By G. Michael Dobbs|
WEST SPRINGFIELD – West Springfield resident and Chicopee business owner Ted Hebert has paid for exhibit space at the Eastern States Exposition (ESE) for the past 28 years, but now he says he is being refused space for Teddy Bear Pools because Hebert opposed the proposed casino project at the ESE.
Hebert filed a lawsuit on March 31 in Hampden Superior Court “seeking injunctive relief that would allow Teddy Bear Pools, an exhibitor at the Eastern States Exposition for the past 28 years, to have a continued presence,” according to Hebert’s attorney Paul Rothschild.
When contacted about the lawsuit, Eugene Cassidy, the ESE president released the following statement: “Eastern States Exposition learned of a lawsuit filed by Ted Hebert from the media who received a press release announcing the lawsuit. We have received no official notification of this action. Mrs. Cassidy and I were with Mr. and Mrs. Hebert on Saturday evening, March 22, at a function for the West Springfield St. Patrick’s Committee at the Coliseum and no mention was made of any legal action.”

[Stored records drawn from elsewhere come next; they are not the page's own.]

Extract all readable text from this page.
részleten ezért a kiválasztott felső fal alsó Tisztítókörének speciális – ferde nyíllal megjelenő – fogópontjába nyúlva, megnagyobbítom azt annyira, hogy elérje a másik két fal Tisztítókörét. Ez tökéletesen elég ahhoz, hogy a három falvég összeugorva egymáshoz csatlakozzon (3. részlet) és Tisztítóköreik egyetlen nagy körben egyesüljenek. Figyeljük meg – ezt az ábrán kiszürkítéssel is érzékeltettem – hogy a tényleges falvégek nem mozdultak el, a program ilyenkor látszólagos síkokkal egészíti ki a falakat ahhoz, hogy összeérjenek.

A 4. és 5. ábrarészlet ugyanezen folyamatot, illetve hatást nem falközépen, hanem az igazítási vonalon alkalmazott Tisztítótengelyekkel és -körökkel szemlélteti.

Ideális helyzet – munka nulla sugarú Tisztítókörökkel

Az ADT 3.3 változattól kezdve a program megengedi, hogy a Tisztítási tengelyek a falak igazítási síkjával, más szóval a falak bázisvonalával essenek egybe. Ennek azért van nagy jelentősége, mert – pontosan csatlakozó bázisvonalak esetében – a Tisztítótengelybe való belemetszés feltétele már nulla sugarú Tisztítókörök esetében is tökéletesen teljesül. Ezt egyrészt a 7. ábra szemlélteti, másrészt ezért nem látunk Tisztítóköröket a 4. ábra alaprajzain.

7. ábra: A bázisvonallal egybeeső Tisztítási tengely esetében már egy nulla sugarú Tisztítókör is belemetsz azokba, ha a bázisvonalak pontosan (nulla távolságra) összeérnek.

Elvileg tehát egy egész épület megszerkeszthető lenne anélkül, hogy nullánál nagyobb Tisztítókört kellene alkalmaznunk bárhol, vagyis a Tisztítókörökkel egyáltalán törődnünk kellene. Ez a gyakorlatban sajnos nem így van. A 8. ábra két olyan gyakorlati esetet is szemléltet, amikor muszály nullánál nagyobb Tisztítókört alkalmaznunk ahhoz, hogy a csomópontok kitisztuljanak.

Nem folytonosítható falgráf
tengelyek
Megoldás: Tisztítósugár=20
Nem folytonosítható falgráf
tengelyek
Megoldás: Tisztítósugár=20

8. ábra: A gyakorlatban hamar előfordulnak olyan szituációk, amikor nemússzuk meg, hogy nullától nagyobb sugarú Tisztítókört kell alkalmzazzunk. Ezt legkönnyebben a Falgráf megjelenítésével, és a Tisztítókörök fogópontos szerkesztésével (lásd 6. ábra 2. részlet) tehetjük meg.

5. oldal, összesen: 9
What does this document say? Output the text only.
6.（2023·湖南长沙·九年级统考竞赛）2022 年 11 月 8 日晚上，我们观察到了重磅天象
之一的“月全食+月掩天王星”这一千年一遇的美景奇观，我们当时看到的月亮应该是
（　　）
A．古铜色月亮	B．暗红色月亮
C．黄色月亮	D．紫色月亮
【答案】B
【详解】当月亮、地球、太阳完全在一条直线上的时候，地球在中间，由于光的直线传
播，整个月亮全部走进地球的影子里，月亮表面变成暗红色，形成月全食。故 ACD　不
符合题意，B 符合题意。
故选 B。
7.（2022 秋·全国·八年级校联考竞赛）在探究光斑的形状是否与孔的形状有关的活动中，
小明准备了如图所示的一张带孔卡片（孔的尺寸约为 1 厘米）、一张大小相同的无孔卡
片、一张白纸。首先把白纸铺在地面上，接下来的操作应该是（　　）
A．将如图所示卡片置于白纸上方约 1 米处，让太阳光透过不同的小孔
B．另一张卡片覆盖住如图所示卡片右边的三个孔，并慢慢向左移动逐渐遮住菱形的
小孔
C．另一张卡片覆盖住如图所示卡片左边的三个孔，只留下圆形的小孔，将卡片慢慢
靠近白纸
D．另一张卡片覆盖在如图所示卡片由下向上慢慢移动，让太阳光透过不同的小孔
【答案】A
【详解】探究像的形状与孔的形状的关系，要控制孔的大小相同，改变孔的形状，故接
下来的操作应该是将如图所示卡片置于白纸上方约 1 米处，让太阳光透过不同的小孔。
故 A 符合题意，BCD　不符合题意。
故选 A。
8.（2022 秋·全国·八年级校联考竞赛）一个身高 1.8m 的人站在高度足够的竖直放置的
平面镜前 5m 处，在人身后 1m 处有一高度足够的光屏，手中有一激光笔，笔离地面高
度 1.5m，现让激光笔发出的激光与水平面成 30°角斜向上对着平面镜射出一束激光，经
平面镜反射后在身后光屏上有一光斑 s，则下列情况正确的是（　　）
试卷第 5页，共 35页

Rothschild explained to Reminder Publications that Hebert had expressed his opposition to the Hard Rock casino project. After the referendum failed to approve the project last fall, Hebert had a meeting with Cassidy in which he expressed his wish to reconcile and continue his business relationship with the ESE.
Hebert also had a conversation with Cassidy on Jan. 10 in which he again tried to move forward. Rothschild added Hebert had spoken to several ESE trustees who confirmed he was out of the annual fair.
Rothschild said as an additional measure, “A number of people wrote letter on Hebert’s behalf.”
What is at stake is the revenue Hebert’s company would have made by exhibiting at the ESE.
“It will cause a substantial economic loss to the company,” Rothschild said. Having the presence at the ESE markets to people outside of the area, he added.
In response to the statement made by Cassidy, Rothschild said neither Hebert nor his wife would have brought up the subject of a lawsuit at a social event.
Rothschild said Hebert is still willing to talk with ESE officials about the situation.
Hebert released the following statement: “I’m sorry that Teddy Bear Pools, our staff, customers, my fellow West Springfield residents and attendees to the Big E will be suffering the consequences of my personal opposition to a West Springfield casino.
“I was certainly honest and straightforward with Big E President Gene Cassidy and the Board of Trustees about my philosophical difference on the proposed West Springfield casino. I viewed this as a sincere difference of opinion, and certainly respected the Fair’s right to bring the proposal to the voters of West Springfield. During the referendum campaign, and for several months after, I have communicated with Exposition leadership in an effort to maintain the working relationship between Teddy Bear Pools and the Fair. Never did I think my personal choice to publicly express my opinion about the referendum would lead to Teddy Bear Pools being banished as an exhibitor from the Exposition.
“I respect the Fair, what it represents in our West Springfield community and our region and I have appealed to Exposition leadership to allow Teddy Bear Pools to continue as a longtime exhibitor on the fairgrounds this fall. I recognize that debate can be heated in any political process, but retribution should not be the price of freely expressing oneself. I remain hopeful that we can resume our long-term relationship to the benefit of our two organizations and the many fairgoers we have come to know and serve over these past 28 years.”